But for the sedentary nonathlete, he added, isometrics is still great.
NO WAY TO DUCK
The federal law against luring ducks and geese into range with grain was designed for a good purpose, but its functioning leaves something to be desired. In Maryland, for instance, commercial camp owners frequently dump corn or other grains into waters around their blind sites. This is not illegal. It is only illegal to shoot over such baited water. More than a few unsuspecting hunters at commercially-operated blinds are fined every year, and some lose licenses. The camp owners usually go unscathed.
There are other hazards. Last month three Anne Arundel County officials and their guide were brought to court for gunning over 17 kernels of corn. There were 80 harvested acres of legal corn behind the blind and 800 bushels lying on the ground. Raccoon tracks were found near the blind, and raccoons carry their food to water to wash it. Raccoons or not, the men were fined a total of $275.
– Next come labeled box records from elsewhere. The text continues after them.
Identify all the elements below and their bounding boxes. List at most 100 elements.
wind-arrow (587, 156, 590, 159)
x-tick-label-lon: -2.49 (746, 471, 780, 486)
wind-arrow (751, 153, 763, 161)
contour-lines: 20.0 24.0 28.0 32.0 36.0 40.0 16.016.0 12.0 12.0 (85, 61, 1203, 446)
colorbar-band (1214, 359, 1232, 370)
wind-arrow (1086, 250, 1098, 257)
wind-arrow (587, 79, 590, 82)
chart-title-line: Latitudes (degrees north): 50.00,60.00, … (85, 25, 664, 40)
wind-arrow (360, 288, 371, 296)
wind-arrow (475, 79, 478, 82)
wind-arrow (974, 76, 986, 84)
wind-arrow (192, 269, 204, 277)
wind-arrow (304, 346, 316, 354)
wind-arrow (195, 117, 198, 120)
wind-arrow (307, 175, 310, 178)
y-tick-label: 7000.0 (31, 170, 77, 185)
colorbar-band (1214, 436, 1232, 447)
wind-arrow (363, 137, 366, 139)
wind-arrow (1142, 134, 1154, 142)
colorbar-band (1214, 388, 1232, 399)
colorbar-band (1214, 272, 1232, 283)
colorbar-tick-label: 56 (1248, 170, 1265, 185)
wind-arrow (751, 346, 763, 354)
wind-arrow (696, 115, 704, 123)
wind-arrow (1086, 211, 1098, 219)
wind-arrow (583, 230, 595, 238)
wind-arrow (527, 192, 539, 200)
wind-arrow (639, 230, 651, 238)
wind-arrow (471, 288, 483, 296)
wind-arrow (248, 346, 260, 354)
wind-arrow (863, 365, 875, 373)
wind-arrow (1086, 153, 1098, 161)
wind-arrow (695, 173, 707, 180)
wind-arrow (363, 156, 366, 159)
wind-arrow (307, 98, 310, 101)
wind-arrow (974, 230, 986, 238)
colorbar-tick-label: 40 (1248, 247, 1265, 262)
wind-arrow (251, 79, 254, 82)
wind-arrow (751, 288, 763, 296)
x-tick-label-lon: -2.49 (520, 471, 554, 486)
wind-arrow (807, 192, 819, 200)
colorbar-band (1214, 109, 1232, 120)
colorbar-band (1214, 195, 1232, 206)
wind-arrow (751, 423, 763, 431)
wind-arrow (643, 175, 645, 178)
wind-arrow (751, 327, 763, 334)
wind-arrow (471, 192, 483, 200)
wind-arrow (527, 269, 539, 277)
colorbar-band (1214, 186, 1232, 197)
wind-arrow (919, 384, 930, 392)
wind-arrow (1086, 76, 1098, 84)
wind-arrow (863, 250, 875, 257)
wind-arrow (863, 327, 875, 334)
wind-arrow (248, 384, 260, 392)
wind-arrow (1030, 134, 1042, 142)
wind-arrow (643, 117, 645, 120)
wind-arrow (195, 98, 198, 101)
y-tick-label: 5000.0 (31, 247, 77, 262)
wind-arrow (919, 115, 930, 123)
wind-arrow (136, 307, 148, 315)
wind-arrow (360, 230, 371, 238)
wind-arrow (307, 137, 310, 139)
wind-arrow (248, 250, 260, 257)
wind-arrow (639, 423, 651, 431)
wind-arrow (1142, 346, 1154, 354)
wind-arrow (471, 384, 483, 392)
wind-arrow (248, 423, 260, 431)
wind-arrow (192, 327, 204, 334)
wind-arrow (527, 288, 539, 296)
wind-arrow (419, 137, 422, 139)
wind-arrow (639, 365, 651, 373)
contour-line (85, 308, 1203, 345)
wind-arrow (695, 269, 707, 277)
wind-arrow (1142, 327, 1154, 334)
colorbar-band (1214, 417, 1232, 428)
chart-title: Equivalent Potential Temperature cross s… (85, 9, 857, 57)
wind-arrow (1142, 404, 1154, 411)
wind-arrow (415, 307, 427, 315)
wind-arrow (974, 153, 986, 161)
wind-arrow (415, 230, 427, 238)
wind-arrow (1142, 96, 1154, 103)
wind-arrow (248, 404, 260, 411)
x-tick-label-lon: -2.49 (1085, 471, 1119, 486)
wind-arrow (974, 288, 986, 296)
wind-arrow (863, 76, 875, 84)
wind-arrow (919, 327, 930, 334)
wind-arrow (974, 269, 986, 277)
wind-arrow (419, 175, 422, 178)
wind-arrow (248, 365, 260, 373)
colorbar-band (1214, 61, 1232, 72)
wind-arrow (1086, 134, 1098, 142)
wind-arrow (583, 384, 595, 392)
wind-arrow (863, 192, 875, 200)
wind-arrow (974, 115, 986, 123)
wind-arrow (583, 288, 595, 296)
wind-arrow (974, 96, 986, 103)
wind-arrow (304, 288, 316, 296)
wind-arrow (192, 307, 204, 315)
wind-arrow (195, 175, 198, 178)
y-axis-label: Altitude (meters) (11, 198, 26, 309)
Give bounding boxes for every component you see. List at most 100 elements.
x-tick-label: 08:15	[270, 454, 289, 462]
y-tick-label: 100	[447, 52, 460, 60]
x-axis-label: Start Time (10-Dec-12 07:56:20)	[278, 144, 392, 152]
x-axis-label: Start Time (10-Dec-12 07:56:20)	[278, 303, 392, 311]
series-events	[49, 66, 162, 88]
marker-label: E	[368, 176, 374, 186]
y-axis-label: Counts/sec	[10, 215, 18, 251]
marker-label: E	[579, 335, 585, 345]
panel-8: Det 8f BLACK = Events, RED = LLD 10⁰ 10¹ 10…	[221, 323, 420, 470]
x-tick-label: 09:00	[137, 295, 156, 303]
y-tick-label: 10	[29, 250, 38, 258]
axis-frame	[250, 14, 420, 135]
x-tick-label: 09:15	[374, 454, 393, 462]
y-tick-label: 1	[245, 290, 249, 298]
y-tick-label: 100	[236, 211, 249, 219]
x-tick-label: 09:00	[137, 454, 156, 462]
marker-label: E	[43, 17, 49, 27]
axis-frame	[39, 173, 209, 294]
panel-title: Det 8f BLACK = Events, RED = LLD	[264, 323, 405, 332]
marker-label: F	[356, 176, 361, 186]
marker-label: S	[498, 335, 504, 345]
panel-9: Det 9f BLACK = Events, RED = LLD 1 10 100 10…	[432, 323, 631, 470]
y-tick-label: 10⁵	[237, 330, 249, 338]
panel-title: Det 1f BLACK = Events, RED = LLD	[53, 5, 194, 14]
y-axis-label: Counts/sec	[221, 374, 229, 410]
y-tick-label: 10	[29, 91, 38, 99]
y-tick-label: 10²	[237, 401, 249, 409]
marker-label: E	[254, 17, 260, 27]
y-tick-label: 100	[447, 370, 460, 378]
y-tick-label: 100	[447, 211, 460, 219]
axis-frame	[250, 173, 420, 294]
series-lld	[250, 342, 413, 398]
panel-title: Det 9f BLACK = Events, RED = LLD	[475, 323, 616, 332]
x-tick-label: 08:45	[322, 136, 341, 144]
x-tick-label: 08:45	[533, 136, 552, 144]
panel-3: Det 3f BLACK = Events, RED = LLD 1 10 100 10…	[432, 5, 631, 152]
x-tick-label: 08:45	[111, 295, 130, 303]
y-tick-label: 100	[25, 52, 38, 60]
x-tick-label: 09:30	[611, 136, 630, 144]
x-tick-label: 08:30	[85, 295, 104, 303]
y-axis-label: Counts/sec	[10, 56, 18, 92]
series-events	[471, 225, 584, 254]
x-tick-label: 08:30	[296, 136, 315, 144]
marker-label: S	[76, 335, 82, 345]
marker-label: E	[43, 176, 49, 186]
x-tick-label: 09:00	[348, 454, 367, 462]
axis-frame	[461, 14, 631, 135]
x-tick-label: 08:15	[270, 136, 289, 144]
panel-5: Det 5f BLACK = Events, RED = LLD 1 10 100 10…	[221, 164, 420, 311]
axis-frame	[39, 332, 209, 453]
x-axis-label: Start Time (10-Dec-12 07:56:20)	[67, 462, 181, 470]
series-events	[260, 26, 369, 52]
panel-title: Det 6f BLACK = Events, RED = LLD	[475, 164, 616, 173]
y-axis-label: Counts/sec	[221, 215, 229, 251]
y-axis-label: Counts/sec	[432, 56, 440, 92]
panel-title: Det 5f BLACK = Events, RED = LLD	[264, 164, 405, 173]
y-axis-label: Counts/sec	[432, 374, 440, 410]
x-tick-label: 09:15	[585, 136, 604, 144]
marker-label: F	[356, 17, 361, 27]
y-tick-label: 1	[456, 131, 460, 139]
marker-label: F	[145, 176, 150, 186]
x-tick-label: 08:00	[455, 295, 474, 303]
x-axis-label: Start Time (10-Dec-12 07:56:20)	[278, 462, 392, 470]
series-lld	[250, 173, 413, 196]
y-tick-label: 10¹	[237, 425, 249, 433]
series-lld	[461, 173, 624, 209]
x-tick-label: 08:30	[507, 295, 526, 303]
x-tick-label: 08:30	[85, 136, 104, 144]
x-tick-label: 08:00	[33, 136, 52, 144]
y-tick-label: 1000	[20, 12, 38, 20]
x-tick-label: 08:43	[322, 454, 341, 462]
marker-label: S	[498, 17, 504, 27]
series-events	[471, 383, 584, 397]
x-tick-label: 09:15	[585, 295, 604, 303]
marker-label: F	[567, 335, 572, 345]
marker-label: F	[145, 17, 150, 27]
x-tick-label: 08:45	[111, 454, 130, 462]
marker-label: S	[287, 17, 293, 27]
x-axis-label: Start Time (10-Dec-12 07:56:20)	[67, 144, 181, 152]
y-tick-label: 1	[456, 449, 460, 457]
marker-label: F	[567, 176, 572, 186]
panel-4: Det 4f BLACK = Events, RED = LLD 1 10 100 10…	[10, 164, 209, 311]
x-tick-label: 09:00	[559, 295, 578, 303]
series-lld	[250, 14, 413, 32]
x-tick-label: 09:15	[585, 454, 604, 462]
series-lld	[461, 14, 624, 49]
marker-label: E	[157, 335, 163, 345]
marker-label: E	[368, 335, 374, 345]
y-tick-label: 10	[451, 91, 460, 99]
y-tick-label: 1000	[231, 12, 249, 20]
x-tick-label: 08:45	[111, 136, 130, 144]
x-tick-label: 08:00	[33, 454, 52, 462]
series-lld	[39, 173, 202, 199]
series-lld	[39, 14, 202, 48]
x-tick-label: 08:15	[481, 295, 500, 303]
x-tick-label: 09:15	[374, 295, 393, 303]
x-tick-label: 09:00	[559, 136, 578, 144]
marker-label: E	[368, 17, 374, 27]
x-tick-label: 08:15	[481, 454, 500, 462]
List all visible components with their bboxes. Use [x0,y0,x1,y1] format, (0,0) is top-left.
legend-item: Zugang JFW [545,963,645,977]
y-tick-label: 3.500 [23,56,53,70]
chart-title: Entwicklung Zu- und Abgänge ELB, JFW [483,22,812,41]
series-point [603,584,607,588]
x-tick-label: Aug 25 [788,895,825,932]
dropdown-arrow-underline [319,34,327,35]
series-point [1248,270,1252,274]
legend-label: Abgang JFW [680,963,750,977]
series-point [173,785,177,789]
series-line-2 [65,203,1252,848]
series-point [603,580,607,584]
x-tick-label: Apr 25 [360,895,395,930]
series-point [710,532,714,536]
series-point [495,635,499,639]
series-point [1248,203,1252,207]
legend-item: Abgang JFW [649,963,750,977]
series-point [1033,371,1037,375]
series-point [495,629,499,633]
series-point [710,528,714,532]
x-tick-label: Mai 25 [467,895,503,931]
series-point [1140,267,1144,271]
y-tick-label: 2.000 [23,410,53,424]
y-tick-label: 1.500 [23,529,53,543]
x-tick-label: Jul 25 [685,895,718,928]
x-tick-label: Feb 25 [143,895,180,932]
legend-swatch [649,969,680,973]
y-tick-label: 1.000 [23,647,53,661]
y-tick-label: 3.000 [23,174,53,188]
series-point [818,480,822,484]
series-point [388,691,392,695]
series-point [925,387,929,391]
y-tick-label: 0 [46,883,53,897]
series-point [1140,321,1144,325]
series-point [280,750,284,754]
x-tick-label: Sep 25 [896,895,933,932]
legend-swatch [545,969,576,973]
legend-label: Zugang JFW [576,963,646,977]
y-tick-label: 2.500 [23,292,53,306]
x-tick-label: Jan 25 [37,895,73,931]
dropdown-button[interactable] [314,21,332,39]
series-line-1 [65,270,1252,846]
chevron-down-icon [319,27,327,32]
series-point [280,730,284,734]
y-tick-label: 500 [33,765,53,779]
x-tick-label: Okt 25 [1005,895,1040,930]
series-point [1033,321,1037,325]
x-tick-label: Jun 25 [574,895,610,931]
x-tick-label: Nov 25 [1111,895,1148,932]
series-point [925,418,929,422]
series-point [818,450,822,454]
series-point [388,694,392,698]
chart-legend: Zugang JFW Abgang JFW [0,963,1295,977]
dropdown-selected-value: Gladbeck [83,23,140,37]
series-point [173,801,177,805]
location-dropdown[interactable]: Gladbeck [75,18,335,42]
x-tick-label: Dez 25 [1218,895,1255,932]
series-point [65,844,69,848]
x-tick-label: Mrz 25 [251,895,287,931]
"Under the law," says Federal Warden Lawrence Thurman Jr., "it is the hunter's responsibility to check around any blind for bait before he starts shooting." Even that may not avail. Thurman concedes that it is not always possible to spot bait, since diving ducks can be lured into range by strewing corn on the bottom in 30 feet of water, where no human eye can detect it.
Possible solutions: let the shooter take 1) a scuba outfit with him or 2) money.